QPC: Consumers Have Saved $363M Using Aftermarket Parts

Quality Parts Coalition Says Consumers Have Saved $363M By Using Aftermarket Parts

Coalition briefed House and Senate staff members on the report on Dec. 1st and also emphasized the importance of passing the Promoting Automotive Repair, Trade, and Sales (PARTS) Act of 2015.

The Quality Parts Coalition (QPC) announced it has released a new report it says confirms the significant price gap between OEM and aftermarket collision repair parts. The report revealed that American consumers saved more than $363 million by using aftermarket parts rather than OE parts during the past five years.

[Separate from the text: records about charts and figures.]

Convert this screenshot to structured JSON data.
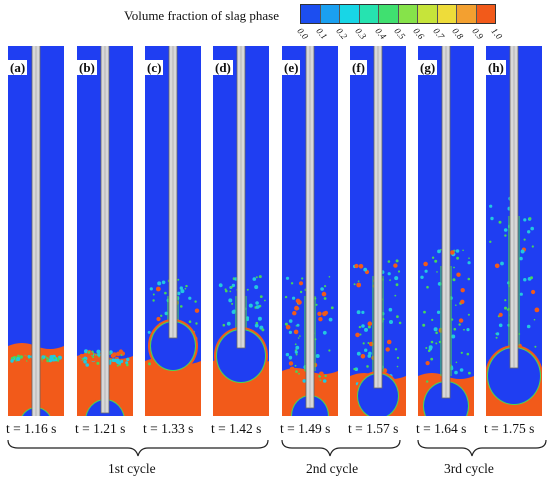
{
  "colorbar": {
    "title": "Volume fraction of slag phase",
    "ticks": [
      "0.0",
      "0.1",
      "0.2",
      "0.3",
      "0.4",
      "0.5",
      "0.6",
      "0.7",
      "0.8",
      "0.9",
      "1.0"
    ],
    "colors": [
      "#1c4ef0",
      "#1aa0f0",
      "#18d6e6",
      "#26e3b0",
      "#40e070",
      "#86e34a",
      "#c6e43a",
      "#eedc3a",
      "#f3a030",
      "#f25a1a"
    ]
  },
  "panels": [
    {
      "label": "(a)",
      "time": "t = 1.16 s"
    },
    {
      "label": "(b)",
      "time": "t = 1.21 s"
    },
    {
      "label": "(c)",
      "time": "t = 1.33 s"
    },
    {
      "label": "(d)",
      "time": "t = 1.42 s"
    },
    {
      "label": "(e)",
      "time": "t = 1.49 s"
    },
    {
      "label": "(f)",
      "time": "t = 1.57 s"
    },
    {
      "label": "(g)",
      "time": "t = 1.64 s"
    },
    {
      "label": "(h)",
      "time": "t = 1.75 s"
    }
  ],
  "cycles": [
    "1st cycle",
    "2nd cycle",
    "3rd cycle"
  ],
  "palette": {
    "blue": "#1f3ef2",
    "orange": "#f25a1a",
    "green": "#46d65a",
    "cyan": "#22c8e0",
    "lance": "#d8d8d8"
  }
}
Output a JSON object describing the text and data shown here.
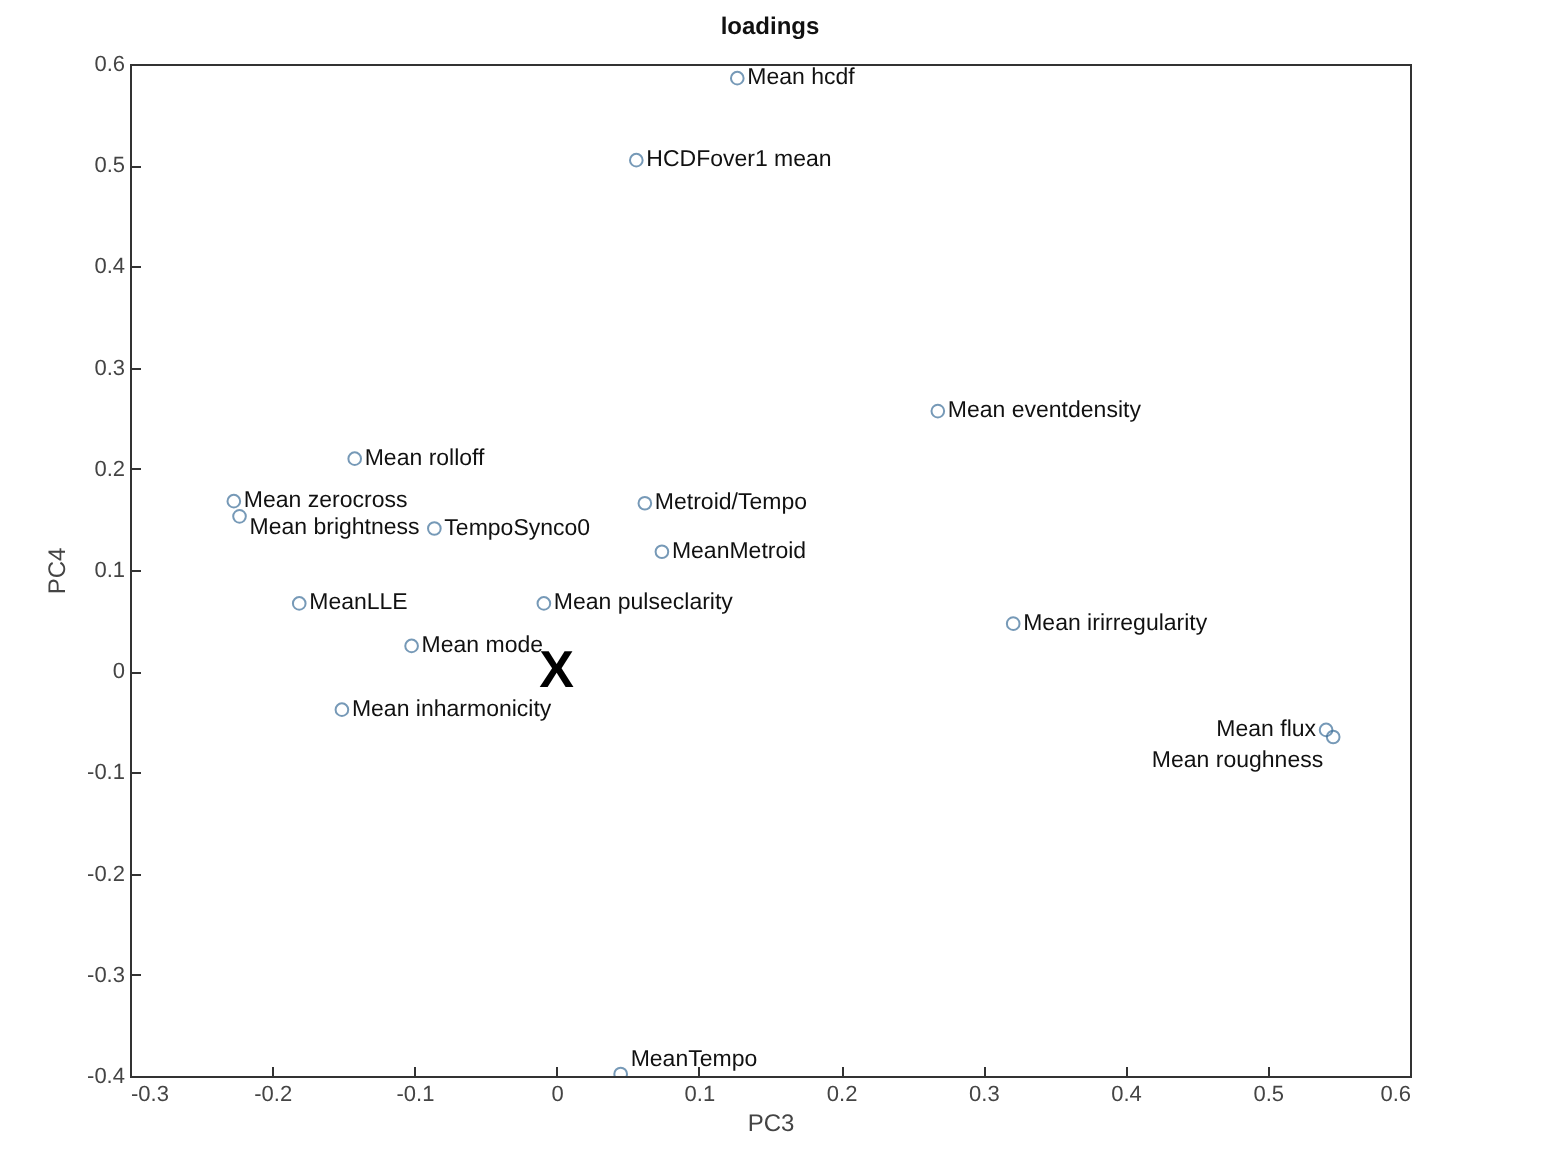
{
  "chart_data": {
    "type": "scatter",
    "title": "loadings",
    "xlabel": "PC3",
    "ylabel": "PC4",
    "xlim": [
      -0.3,
      0.6
    ],
    "xticks": [
      -0.3,
      -0.2,
      -0.1,
      0,
      0.1,
      0.2,
      0.3,
      0.4,
      0.5,
      0.6
    ],
    "ylim": [
      -0.4,
      0.6
    ],
    "yticks": [
      -0.4,
      -0.3,
      -0.2,
      -0.1,
      0,
      0.1,
      0.2,
      0.3,
      0.4,
      0.5,
      0.6
    ],
    "grid": false,
    "marker": "circle",
    "series": [
      {
        "color": "#3d6f99",
        "x": [
          0.127,
          0.056,
          -0.142,
          -0.227,
          -0.223,
          -0.086,
          0.062,
          0.074,
          0.268,
          -0.181,
          -0.009,
          -0.102,
          -0.151,
          0.045,
          0.321,
          0.541,
          0.546
        ],
        "values": [
          0.586,
          0.505,
          0.21,
          0.168,
          0.153,
          0.141,
          0.166,
          0.118,
          0.257,
          0.067,
          0.067,
          0.025,
          -0.038,
          -0.398,
          0.047,
          -0.058,
          -0.065
        ]
      }
    ],
    "annotations": [
      {
        "text": "Mean hcdf",
        "x": 0.127,
        "y": 0.586
      },
      {
        "text": "HCDFover1 mean",
        "x": 0.056,
        "y": 0.505
      },
      {
        "text": "Mean rolloff",
        "x": -0.142,
        "y": 0.21
      },
      {
        "text": "Mean zerocross",
        "x": -0.227,
        "y": 0.168
      },
      {
        "text": "Mean brightness",
        "x": -0.223,
        "y": 0.153
      },
      {
        "text": "TempoSynco0",
        "x": -0.086,
        "y": 0.141
      },
      {
        "text": "Metroid/Tempo",
        "x": 0.062,
        "y": 0.166
      },
      {
        "text": "MeanMetroid",
        "x": 0.074,
        "y": 0.118
      },
      {
        "text": "Mean eventdensity",
        "x": 0.268,
        "y": 0.257
      },
      {
        "text": "MeanLLE",
        "x": -0.181,
        "y": 0.067
      },
      {
        "text": "Mean pulseclarity",
        "x": -0.009,
        "y": 0.067
      },
      {
        "text": "Mean mode",
        "x": -0.102,
        "y": 0.025
      },
      {
        "text": "Mean inharmonicity",
        "x": -0.151,
        "y": -0.038
      },
      {
        "text": "MeanTempo",
        "x": 0.045,
        "y": -0.398
      },
      {
        "text": "Mean irirregularity",
        "x": 0.321,
        "y": 0.047
      },
      {
        "text": "Mean flux",
        "x": 0.541,
        "y": -0.058
      },
      {
        "text": "Mean roughness",
        "x": 0.546,
        "y": -0.065
      },
      "X"
    ]
  }
}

The report, titled “Competition Drives Real Consumer Savings in Collision Repair,” examined 100 of the top most commonly sold certified collision repair parts from 2009-2014 using data from the Certified Automotive Parts Association (CAPA). Research showed that the independently-produced certified parts were, on average, 27 percent less expensive than their car company brand counterparts with a cost difference as large as 68 percent or $502.04.

“It’s clear that independent auto parts are driving competition in the auto repair parts market and that consumers are reaping the benefits,” said Ed Salamy, executive director of the QPC. “That’s why it’s important to ensure the industry stays competitive and continues to pass along savings to consumers.”

In recent years, the QPC says automakers have increasingly secured design patents on individual collision repair parts to limit the availability of independently-produced counterparts, forcing consumers to pay car companies more to fix their vehicles.

Bipartisan companion legislation which the QPC claims would fix design patent law to safeguard consumers against price gouging has been introduced in the U.S. House of Representative and the Senate. The QPC states that the Promoting Automotive Repair, Trade, and Sales (PARTS) Act of 2015 (H.R. 1057 and S. 560) would preserve consumer choice for auto collision repair parts and protect more than 60 years of competition that has existed in the collision repair parts market. The QPC claims that if the competition for parts were eliminated, insured loss costs could increase by as much as $1.5 billion.

“Consumers save big when there’s a competitive marketplace,” said Jack Gillis, director of public affairs for the Consumer Federation of America. “Major car companies are trying to disrupt the status quo by limiting competition in order to grow their profits at the expense of the average American.”

QPC hosted an informational briefing on Dec. 1st for House and Senate staff members on the importance of passing the PARTS Act.